梅雨だる5タイプと漢方|薬剤師が見立てる湿邪・倦怠感の整え方
「梅雨に入ると体が重だるくて、何もする気が起きない」「午前中ずっと眠くて頭がボーッとする」「雨の日だけひどく疲れる」「集中力が続かない、家事や仕事が進まない」——30〜50代女性のカウンターで毎年6月に急増するお声です。中医学ではこれを「湿邪(しつじゃ)による倦怠感」と捉え、外界の湿気が体内に侵入して脾の働きを鈍らせ、気・血・水のめぐりが停滞している状態と見立てていきます。本記事では、脾虚湿盛・気虚・陽虚・痰湿・肝鬱気滞の5タイプで見立てる手順、各タイプ別の合う食材と整え方をまとめます。LINE友だち追加で5,000円分のクーポンを進呈しております。初回のご相談は無料、薬剤師歴45年の店主が60分かけてお話を伺います。

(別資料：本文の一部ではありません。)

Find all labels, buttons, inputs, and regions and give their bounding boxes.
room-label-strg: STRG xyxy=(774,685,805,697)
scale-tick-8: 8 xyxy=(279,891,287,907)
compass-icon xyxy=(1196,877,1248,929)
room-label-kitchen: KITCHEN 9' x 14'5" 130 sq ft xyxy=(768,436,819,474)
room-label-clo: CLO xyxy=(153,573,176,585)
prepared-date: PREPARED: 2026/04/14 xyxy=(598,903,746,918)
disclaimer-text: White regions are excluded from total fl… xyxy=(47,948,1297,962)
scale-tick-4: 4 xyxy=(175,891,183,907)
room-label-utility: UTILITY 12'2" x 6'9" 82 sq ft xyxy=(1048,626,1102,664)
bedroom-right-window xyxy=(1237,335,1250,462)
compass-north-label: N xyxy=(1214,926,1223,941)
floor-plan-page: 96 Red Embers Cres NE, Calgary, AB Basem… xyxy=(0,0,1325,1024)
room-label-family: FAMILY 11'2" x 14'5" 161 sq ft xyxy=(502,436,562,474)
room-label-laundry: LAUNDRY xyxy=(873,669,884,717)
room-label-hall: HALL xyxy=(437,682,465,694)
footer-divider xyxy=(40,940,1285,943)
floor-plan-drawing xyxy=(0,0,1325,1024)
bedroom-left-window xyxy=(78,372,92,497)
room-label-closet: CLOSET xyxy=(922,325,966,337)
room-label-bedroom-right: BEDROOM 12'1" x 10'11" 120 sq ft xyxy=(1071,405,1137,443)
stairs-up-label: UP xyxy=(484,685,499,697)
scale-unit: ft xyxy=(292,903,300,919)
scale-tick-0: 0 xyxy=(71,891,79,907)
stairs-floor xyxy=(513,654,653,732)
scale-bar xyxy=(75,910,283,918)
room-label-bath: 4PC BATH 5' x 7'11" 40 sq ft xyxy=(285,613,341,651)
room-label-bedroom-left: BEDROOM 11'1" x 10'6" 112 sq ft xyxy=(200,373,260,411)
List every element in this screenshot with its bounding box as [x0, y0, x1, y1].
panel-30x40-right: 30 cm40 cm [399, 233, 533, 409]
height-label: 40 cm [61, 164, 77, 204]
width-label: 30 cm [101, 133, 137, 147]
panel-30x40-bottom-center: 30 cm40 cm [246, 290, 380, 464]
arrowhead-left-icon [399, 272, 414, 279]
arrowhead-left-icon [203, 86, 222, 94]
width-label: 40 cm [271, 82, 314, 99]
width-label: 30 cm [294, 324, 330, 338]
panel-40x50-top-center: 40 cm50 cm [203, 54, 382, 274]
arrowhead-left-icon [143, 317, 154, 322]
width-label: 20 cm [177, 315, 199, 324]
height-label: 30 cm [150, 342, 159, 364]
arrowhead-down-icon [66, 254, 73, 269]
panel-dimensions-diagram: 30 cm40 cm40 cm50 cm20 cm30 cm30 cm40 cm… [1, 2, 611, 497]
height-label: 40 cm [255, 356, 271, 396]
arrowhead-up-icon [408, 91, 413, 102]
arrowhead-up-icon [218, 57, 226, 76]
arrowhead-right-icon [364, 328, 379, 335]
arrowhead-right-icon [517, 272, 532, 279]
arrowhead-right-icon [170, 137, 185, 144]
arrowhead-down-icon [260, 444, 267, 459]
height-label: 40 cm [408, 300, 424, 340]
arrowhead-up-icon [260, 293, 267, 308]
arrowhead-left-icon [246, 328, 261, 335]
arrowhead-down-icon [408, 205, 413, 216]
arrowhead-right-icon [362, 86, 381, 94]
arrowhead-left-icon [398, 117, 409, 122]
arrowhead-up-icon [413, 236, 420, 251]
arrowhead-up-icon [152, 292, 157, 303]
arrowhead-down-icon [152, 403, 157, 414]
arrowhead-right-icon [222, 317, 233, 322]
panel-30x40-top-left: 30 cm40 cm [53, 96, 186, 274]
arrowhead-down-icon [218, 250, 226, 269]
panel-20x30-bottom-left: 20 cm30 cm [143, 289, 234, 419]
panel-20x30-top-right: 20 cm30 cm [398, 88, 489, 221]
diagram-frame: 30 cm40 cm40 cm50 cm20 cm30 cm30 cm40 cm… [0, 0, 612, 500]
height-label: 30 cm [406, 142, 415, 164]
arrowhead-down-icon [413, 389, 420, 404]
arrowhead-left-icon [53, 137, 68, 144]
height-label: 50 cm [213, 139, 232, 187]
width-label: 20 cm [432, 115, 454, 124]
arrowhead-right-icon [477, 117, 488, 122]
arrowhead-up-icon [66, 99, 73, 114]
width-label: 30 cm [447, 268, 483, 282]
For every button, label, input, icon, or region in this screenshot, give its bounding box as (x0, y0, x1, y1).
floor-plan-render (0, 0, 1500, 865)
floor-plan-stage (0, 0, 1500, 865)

柳澤 謙行(やなざわ けんこう)/銀座漢方天風堂薬局 薬剤師
薬剤師歴45年・漢方相談のべ10,000件超/創業2000年
- 梅雨に体が重だるくなる中医学的な理由(湿邪と脾の関係)
- あなたの梅雨だるはどのタイプか、5タイプ別セルフチェック15問
- 脾虚湿盛・気虚・陽虚・痰湿・肝鬱気滞の見立てと整え方
- 「補中益気湯を飲んでも効かない」と感じる方への見立て直し
- 湿邪を体から出す3つの出口(汗・尿・便)と日常の養生
梅雨だるはなぜ起きるのか — 湿邪と脾の関係
「梅雨に入ると重だるい」「6月になると朝起きるのがつらい」「雨の日が続くと疲れが取れない」——毎年5月下旬から7月上旬にかけて、カウンターで急増するお声です。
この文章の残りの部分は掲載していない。